A
day off…
I
sit restfully on a dock and let time pass, contentedly watching not much of
anything. A Kingfisher flits across the bay; something in motion flashes on an opposite
shoreline; sunlight mirrors a lava-lamp effect on the rippling water; a
squirrel leaps a gaping maw from a high branch of one hemlock to that of
another; a stationary wolf spider ambles out to sun, or to watch for prey, or
to do whatever it is that wolf spiders do, maybe, like me, just to sit restfully
on a dock and let time pass, contentedly watching not much of anything.
Ten
minutes? Thirty? An hour? Who knows how long I have been resting here? Oxymoronically,
the time passes in no time. I feel fully alive, but still, somehow, sad.
What
is it about the passing of time that makes for something of a sadness? It
matters not that one is having fun, as the saying goes, though that is where
the sensation can seem most acute. Family time, meaningful work time, free
time, day off time, cabin time, friend time, vacation time, sabbath time, up time,
down time: there is a kind of sadness when they’ve ended.
We
long for the seemingly timeless moments, to feel free of duration, to enjoy interludes
when the clock stands still, periods that constitute what author Sheldon
Vanauken envisions as “…the dream of
unpressured time – time to sit on stone walls, time to see beauty, time to
stare as long as sheep and cows.” Such moments sear themselves in our
memories, especially, for me, when they have been shared with a loved one. But
those interludes are too rare, and we are held captive to duration, cognizant, oh so very cognizant, of the passage of
time.
And
yet this cognizance should not be all there is to the story. Again Vanauken: “Awareness of duration, of terminus, spoils now.”
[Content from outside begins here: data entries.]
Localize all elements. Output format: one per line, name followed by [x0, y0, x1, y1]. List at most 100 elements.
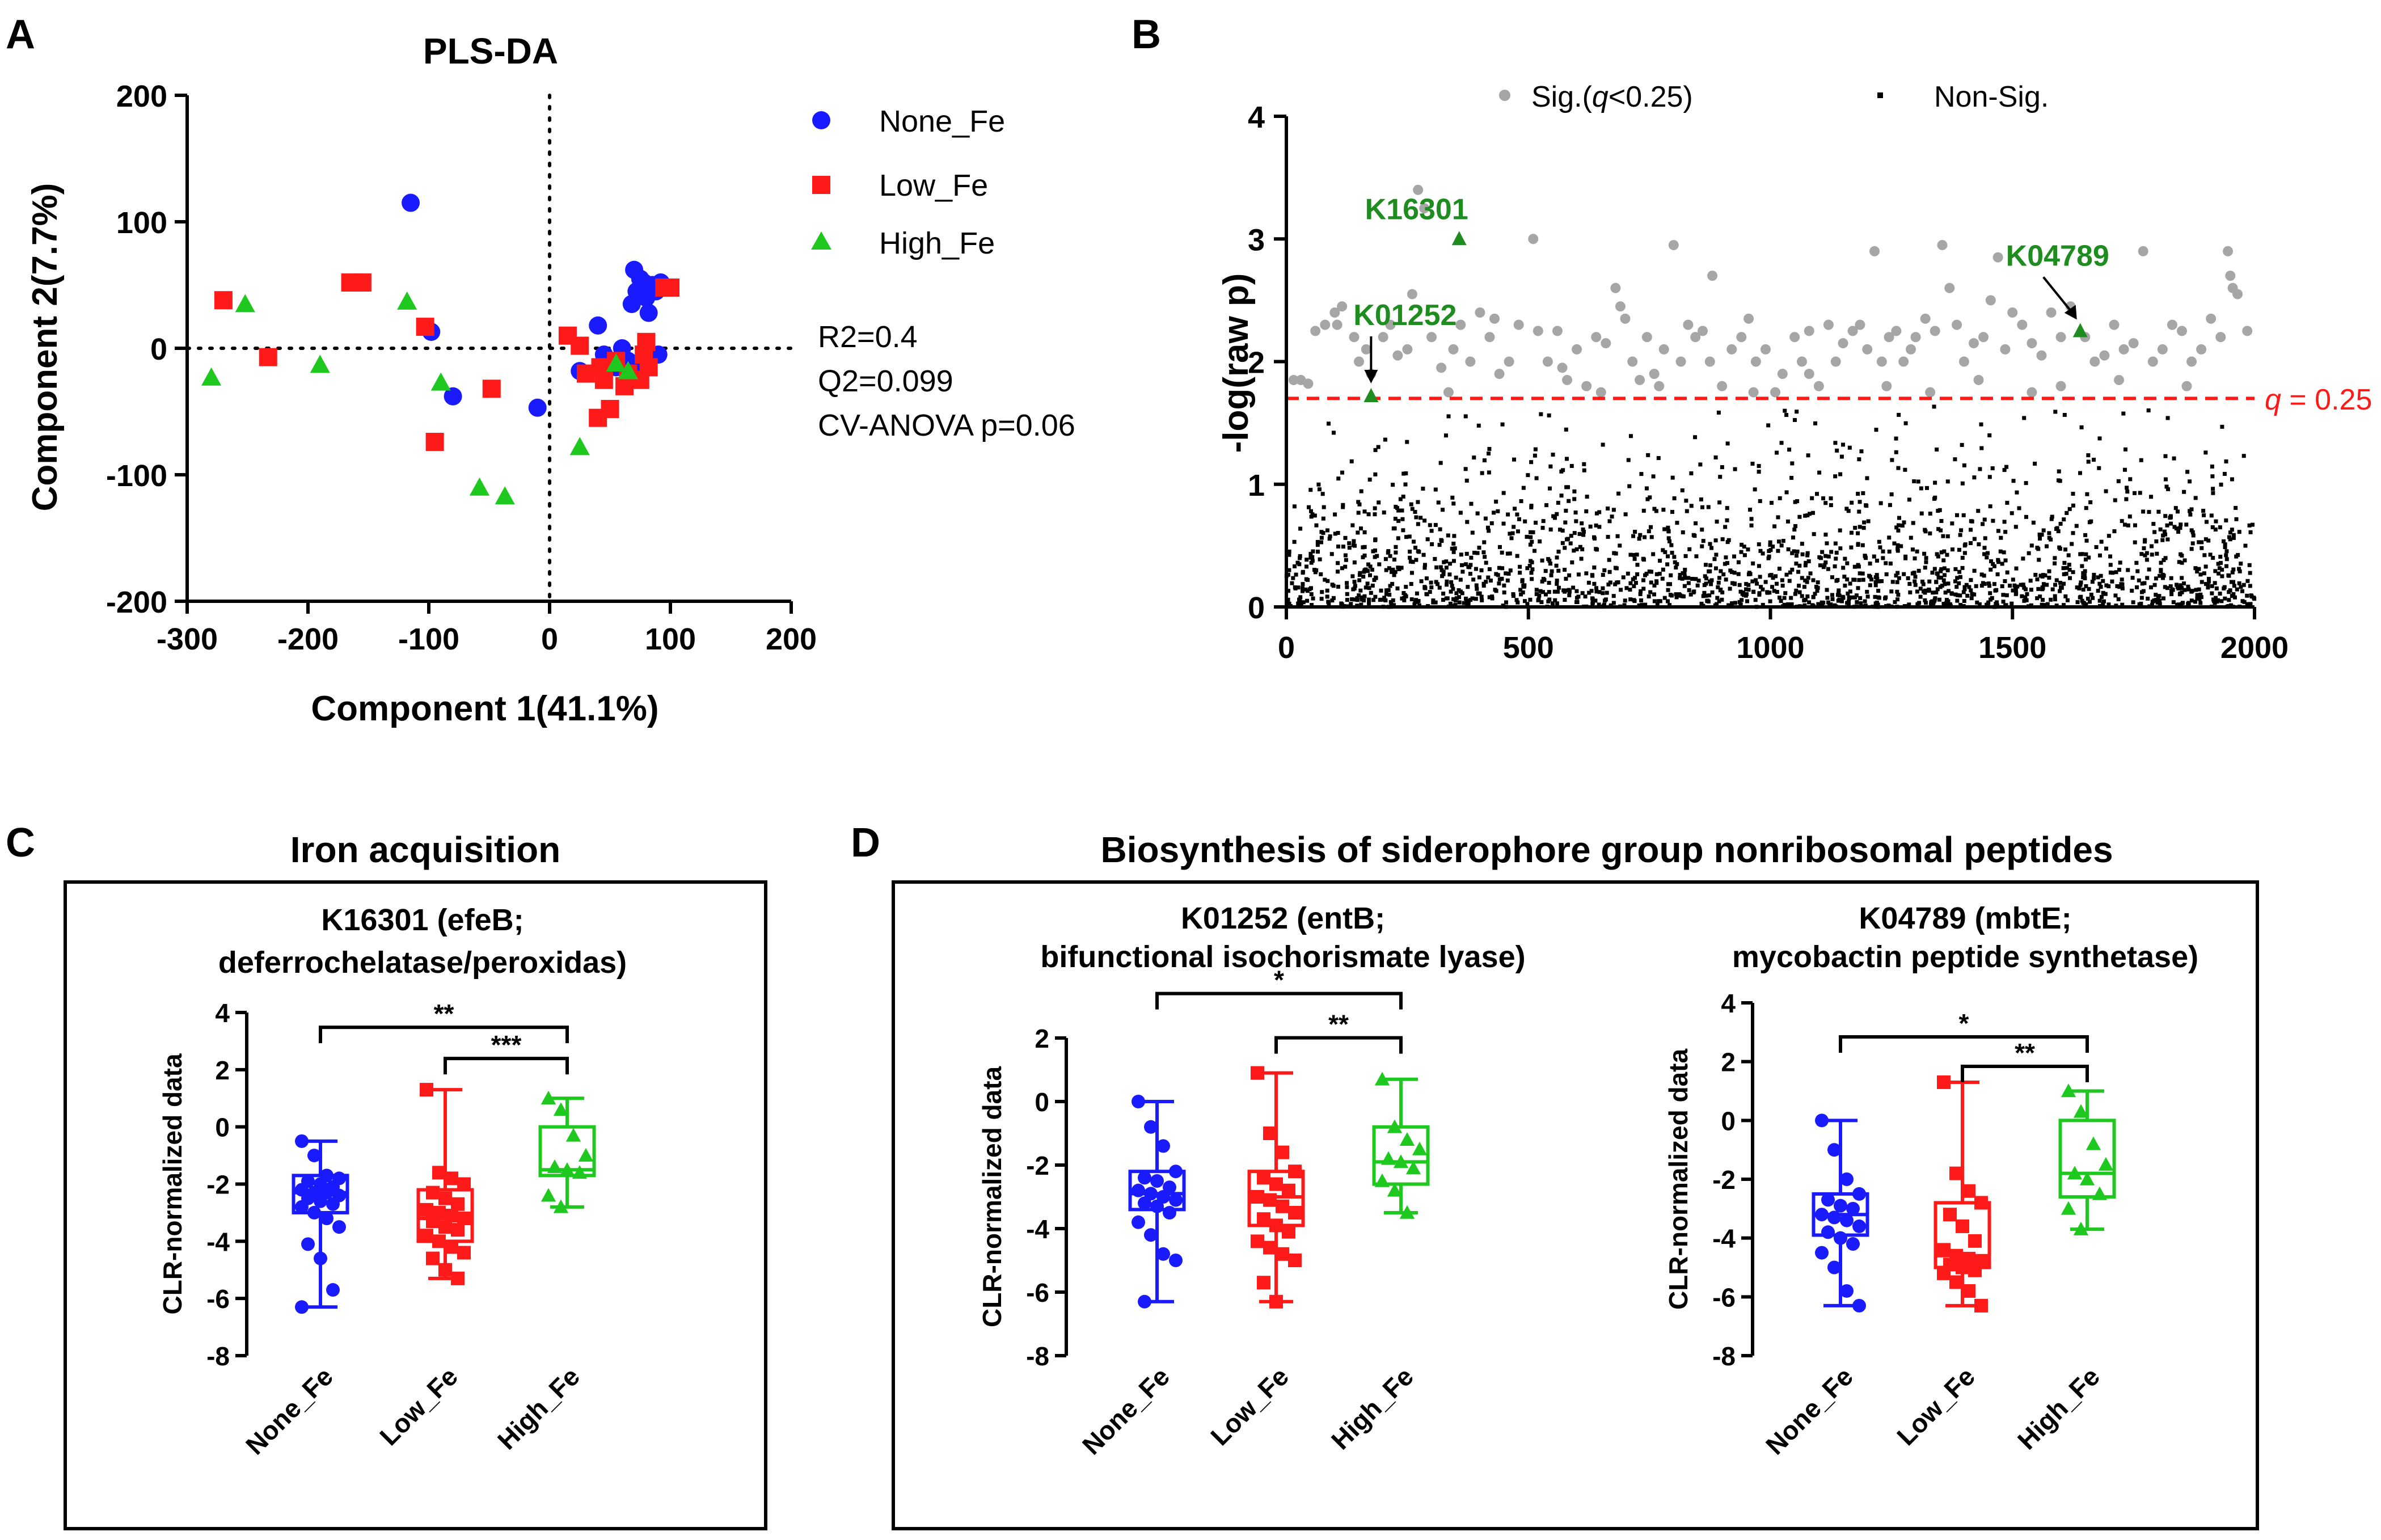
y-tick-label: 0	[1035, 1087, 1049, 1117]
nonsig-point	[2075, 585, 2079, 590]
nonsig-point	[2099, 539, 2104, 544]
nonsig-point	[1829, 503, 1833, 508]
x-tick-label: -100	[398, 622, 459, 656]
nonsig-point	[1999, 535, 2003, 540]
nonsig-point	[2021, 556, 2025, 561]
nonsig-point	[2169, 592, 2174, 597]
nonsig-point	[2106, 602, 2111, 607]
data-point	[438, 1220, 452, 1234]
nonsig-point	[1301, 582, 1305, 587]
nonsig-point	[1805, 594, 1810, 598]
nonsig-point	[1389, 602, 1394, 607]
point-high-fe	[469, 477, 490, 496]
nonsig-point	[2113, 498, 2117, 503]
nonsig-point	[1687, 547, 1692, 551]
nonsig-point	[1429, 585, 1434, 590]
nonsig-point	[1541, 519, 1546, 524]
nonsig-point	[1352, 597, 1357, 602]
nonsig-point	[1878, 501, 1883, 505]
nonsig-point	[1666, 525, 1670, 530]
point-low-fe	[637, 332, 656, 351]
nonsig-point	[1897, 576, 1901, 580]
nonsig-point	[1444, 559, 1449, 564]
nonsig-point	[2190, 530, 2195, 534]
category-label: Low_Fe	[1891, 1361, 1981, 1451]
highlight-point	[1451, 231, 1467, 246]
nonsig-point	[1580, 547, 1585, 551]
nonsig-point	[1401, 528, 1405, 533]
nonsig-point	[2199, 595, 2203, 600]
nonsig-point	[1386, 549, 1391, 554]
nonsig-point	[1557, 585, 1561, 590]
nonsig-point	[1534, 521, 1538, 525]
nonsig-point	[1327, 537, 1332, 541]
nonsig-point	[1329, 552, 1334, 556]
nonsig-point	[1859, 449, 1864, 454]
nonsig-point	[1555, 512, 1559, 516]
data-point	[457, 1177, 471, 1191]
sig-point	[1620, 313, 1631, 324]
nonsig-point	[1947, 589, 1951, 593]
nonsig-point	[1890, 580, 1895, 584]
nonsig-point	[1305, 564, 1309, 569]
nonsig-point	[1811, 510, 1816, 515]
sig-point	[1407, 289, 1417, 299]
sig-point	[1419, 203, 1430, 214]
significance-label: ***	[491, 1030, 522, 1060]
nonsig-point	[1988, 591, 1992, 596]
nonsig-point	[1350, 523, 1355, 528]
nonsig-point	[1702, 583, 1707, 588]
nonsig-point	[1987, 433, 1992, 437]
nonsig-point	[1992, 564, 1996, 568]
nonsig-point	[1641, 508, 1646, 513]
nonsig-point	[1564, 457, 1569, 461]
data-point	[1163, 1206, 1176, 1220]
nonsig-point	[1639, 589, 1643, 593]
sig-point	[1413, 184, 1424, 195]
nonsig-point	[1655, 602, 1660, 607]
nonsig-point	[1771, 576, 1775, 580]
nonsig-point	[2099, 573, 2103, 578]
nonsig-point	[2041, 573, 2045, 577]
nonsig-point	[2175, 583, 2179, 587]
nonsig-point	[1792, 417, 1797, 422]
nonsig-point	[1359, 489, 1363, 493]
data-point	[1288, 1206, 1302, 1220]
nonsig-point	[2227, 535, 2231, 539]
nonsig-point	[1906, 576, 1910, 580]
nonsig-point	[1305, 558, 1309, 562]
y-tick-label: 0	[215, 1113, 230, 1142]
data-point	[578, 1147, 594, 1162]
nonsig-point	[2189, 547, 2194, 551]
nonsig-point	[1941, 601, 1946, 606]
nonsig-point	[1717, 599, 1721, 604]
nonsig-point	[1540, 526, 1545, 530]
nonsig-point	[1652, 583, 1657, 588]
data-point	[1251, 1066, 1264, 1080]
nonsig-point	[1308, 551, 1313, 556]
nonsig-point	[2053, 594, 2057, 598]
nonsig-point	[2112, 529, 2117, 534]
nonsig-point	[1611, 508, 1616, 512]
nonsig-point	[1948, 602, 1952, 606]
nonsig-point	[2062, 517, 2066, 522]
nonsig-point	[1549, 573, 1553, 577]
nonsig-point	[1606, 582, 1611, 587]
nonsig-point	[2086, 459, 2091, 464]
nonsig-point	[2108, 554, 2113, 559]
nonsig-point	[1411, 539, 1416, 544]
nonsig-point	[1821, 601, 1826, 605]
nonsig-point	[1988, 504, 1992, 509]
nonsig-point	[2143, 539, 2147, 544]
nonsig-point	[2097, 598, 2102, 603]
nonsig-point	[1987, 475, 1992, 479]
nonsig-point	[1510, 531, 1515, 535]
nonsig-point	[1512, 525, 1516, 529]
nonsig-point	[2210, 584, 2214, 588]
nonsig-point	[2045, 583, 2049, 587]
panel-c-title: Iron acquisition	[290, 829, 560, 870]
nonsig-point	[2011, 577, 2015, 582]
nonsig-point	[1915, 549, 1919, 554]
nonsig-point	[1454, 591, 1459, 596]
nonsig-point	[1805, 551, 1810, 555]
This is often certainly true for me. How frequently I find myself mentally,
inadvertently, even against my will, counting off the vacation days like ticks
off a timer, numbering each day backwards to zero.
Yet,
as God’s creatures, for now, time is merely another dimension in which we must live.
Like space, it simply is. In that regard it’s also not unlike the air we
breathe, or the space we take up as we move: but we don’t sit around decrying
whether or not we’re going to run out of air or the space to get around. So, why time? A thousand generations pass, all
bound by this same dimension, yet somehow we still let it not be simply what it
is.
Back
to the flitting bird, the jumping squirrel, the lounging spider. Animals do not
sense time. They are completely at home in the present in their natural
surroundings. I wish I could do that, live that way. Perhaps this longing for
timelessness is a uniquely human curse. Perhaps, as a result, it also becomes a
proof, or at least an inference, of the existence of eternity. Perhaps, just for
now, timelessness can only belong to God and God alone. Just for now…
~~RGM, From an Earlier Entry
in My Nature Journal
How I relate to this being held captive to duration, cognizant of the passage of time! Perhaps this is one more very lovely thing about children who are young enough to be completely at home in the present. Like you, I long to live that way, and wonder if this could be a piece of the meaning of Jesus' admonition, "Except you become as little children....." Thank you again, Pastor Rick, for your thoughtful contemplation. Your words are a gift to me.